LANCE Of her tongue she cannot, for that’s writ down she is slow of. Of her purse she shall not, for that I’ll keep shut. Now of another thing she may, and that cannot I help. Well, proceed.

SPEED ‘Item, she hath more hair than wit, and more faults than hairs, and more wealth than faults.’

LANCE Stop there. I’ll have her. She was mine and not mine twice or thrice in that last article. Rehearse that once more. 347

SPEED ‘Item, she hath more hair than wit’—

LANCE ‘More hair than wit.’ It may be. I’ll prove it: the cover of the salt hides the salt, and therefore it is more than the salt. The hair that covers the wit is more than the wit, for the greater hides the less. What’s next?

SPEED ‘And more faults than hairs’—

LANCE That’s monstrous. O that that were out!

SPEED ‘And more wealth than faults.’

LANCE Why, that word makes the faults gracious. Well, I’ll have her, and if it be a match—as nothing is impossible—

SPEED What then?

LANCE Why then will I tell thee that thy master stays for thee at the North Gate.

SPEED For me?

LANCE For thee? Ay, who art thou? He hath stayed for a better man than thee.

SPEED And must I go to him?

LANCE Thou must run to him, for thou hast stayed so long that going will scarce serve the turn.

SPEED Why didst not tell me sooner? Pox of your love letters! Exit

LANCE Now will he be swinged for reading my letter.

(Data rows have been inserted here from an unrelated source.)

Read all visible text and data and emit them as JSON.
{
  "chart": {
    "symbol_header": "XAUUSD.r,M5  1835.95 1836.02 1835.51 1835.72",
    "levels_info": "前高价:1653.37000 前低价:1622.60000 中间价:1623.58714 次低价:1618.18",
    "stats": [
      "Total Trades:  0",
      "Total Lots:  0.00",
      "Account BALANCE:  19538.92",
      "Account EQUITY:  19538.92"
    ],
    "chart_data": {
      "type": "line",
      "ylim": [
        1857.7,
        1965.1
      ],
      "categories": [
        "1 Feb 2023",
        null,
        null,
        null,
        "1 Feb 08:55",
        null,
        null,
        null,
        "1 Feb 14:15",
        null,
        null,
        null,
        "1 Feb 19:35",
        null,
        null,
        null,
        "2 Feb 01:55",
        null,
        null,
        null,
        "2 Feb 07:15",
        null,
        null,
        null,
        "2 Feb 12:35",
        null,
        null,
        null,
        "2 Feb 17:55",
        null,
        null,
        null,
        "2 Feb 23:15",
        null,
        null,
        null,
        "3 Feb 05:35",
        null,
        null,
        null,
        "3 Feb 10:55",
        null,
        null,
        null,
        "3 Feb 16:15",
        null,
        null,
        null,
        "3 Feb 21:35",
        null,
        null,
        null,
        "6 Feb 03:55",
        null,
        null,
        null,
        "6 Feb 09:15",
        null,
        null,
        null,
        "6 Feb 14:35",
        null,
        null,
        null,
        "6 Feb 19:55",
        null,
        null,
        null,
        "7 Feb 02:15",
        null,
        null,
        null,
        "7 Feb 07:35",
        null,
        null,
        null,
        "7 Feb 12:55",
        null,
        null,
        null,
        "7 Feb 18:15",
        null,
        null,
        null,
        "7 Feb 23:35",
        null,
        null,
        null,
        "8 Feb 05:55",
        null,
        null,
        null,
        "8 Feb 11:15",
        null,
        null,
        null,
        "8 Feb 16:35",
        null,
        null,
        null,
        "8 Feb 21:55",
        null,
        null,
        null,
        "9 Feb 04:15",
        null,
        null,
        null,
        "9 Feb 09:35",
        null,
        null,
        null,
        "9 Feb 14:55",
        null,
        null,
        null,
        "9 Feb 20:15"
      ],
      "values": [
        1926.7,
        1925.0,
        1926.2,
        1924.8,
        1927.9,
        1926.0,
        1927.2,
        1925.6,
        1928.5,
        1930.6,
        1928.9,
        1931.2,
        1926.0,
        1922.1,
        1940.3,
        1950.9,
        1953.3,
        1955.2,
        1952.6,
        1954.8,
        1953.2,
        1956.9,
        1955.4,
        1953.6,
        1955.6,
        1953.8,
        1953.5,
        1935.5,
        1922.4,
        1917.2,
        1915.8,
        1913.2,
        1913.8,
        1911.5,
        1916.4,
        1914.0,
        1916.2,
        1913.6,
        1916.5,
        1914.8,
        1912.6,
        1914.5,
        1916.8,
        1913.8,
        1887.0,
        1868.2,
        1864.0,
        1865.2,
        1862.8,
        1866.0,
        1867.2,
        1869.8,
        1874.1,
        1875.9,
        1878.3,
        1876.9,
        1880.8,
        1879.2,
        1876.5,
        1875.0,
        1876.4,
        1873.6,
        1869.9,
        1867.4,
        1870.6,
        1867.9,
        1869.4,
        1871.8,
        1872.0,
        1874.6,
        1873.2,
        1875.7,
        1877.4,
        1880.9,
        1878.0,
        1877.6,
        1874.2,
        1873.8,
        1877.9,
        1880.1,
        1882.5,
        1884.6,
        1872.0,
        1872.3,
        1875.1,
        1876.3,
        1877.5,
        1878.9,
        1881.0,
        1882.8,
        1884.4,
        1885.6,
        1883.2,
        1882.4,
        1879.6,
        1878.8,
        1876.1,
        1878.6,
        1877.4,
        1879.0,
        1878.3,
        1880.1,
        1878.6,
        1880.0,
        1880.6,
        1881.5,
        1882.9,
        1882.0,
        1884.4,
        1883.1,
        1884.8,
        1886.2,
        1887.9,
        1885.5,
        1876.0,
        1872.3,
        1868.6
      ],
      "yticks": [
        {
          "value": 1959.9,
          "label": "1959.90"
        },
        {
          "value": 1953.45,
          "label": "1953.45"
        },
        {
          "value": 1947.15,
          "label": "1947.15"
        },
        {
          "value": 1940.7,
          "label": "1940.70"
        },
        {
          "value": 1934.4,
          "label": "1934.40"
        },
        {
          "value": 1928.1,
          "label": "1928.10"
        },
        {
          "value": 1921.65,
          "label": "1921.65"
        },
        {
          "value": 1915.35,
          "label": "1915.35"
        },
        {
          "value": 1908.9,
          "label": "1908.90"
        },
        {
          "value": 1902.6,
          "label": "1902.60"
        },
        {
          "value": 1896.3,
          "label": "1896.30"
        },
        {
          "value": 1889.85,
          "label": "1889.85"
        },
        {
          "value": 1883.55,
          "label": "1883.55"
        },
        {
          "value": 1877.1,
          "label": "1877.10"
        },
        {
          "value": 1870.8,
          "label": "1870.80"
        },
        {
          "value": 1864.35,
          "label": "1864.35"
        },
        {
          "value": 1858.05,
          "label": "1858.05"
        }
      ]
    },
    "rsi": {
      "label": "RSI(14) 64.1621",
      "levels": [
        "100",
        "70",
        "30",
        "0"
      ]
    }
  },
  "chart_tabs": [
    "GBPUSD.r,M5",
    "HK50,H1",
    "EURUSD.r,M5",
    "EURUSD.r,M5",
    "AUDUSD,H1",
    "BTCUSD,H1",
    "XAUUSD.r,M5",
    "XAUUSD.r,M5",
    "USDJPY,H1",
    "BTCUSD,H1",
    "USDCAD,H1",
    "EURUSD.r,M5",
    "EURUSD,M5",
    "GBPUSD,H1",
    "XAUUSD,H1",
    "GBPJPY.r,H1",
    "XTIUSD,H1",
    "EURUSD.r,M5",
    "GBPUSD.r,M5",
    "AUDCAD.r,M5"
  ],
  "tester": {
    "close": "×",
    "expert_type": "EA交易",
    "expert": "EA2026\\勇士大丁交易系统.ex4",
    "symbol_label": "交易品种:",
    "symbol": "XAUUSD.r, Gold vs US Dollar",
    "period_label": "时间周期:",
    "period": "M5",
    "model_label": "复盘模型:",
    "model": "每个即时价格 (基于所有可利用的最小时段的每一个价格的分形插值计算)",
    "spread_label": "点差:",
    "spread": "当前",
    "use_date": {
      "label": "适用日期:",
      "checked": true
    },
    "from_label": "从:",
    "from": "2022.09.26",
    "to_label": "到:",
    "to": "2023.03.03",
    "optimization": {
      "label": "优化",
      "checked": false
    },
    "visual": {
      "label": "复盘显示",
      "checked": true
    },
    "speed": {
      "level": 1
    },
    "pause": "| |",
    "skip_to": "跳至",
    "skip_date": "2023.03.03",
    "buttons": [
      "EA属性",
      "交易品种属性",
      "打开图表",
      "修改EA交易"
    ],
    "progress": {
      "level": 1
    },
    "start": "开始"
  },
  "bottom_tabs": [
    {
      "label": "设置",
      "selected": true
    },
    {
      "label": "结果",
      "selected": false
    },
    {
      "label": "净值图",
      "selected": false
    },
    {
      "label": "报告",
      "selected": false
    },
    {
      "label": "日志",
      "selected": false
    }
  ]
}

An unmannerly slave, that will thrust himself into secrets. I’ll after, to rejoice in the boy’s correction.

Exit

3.2 Enter the Duke and Thurio

DUKE

Sir Thurio, fear not but that she will love you

Now Valentine is banished from her sight.

THURIO

Since his exile she hath despised me most,

Forsworn my company, and railed at me,

That I am desperate of obtaining her.

DUKE

This weak impress of love is as a figure

Trenched in ice, which with an hour’s heat

Dissolves to water and doth lose his form.

A little time will melt her frozen thoughts,

And worthless Valentine shall be forgot.

Enter Proteus

How now, Sir Proteus, is your countryman,

According to our proclamation, gone?

PROTEUS Gone, my good lord.

DUKE

My daughter takes his going grievously?

PROTEUS

A little time, my lord, will kill that grief.

DUKE

So I believe, but Thurio thinks not so.

Proteus, the good conceit I hold of thee—

For thou hast shown some sign of good desert—

Makes me the better to confer with thee.

PROTEUS

Longer than I prove loyal to your grace

Let me not live to look upon your grace.

DUKE

Thou know’st how willingly I would effect

The match between Sir Thurio and my daughter?

PROTEUS I do, my lord.

DUKE

And also, I think, thou art not ignorant

How she opposes her against my will?

PROTEUS

She did, my lord, when Valentine was here.

DUKE

Ay, and perversely she persevers so.

What might we do to make the girl forget

The love of Valentine, and love Sir Thurio?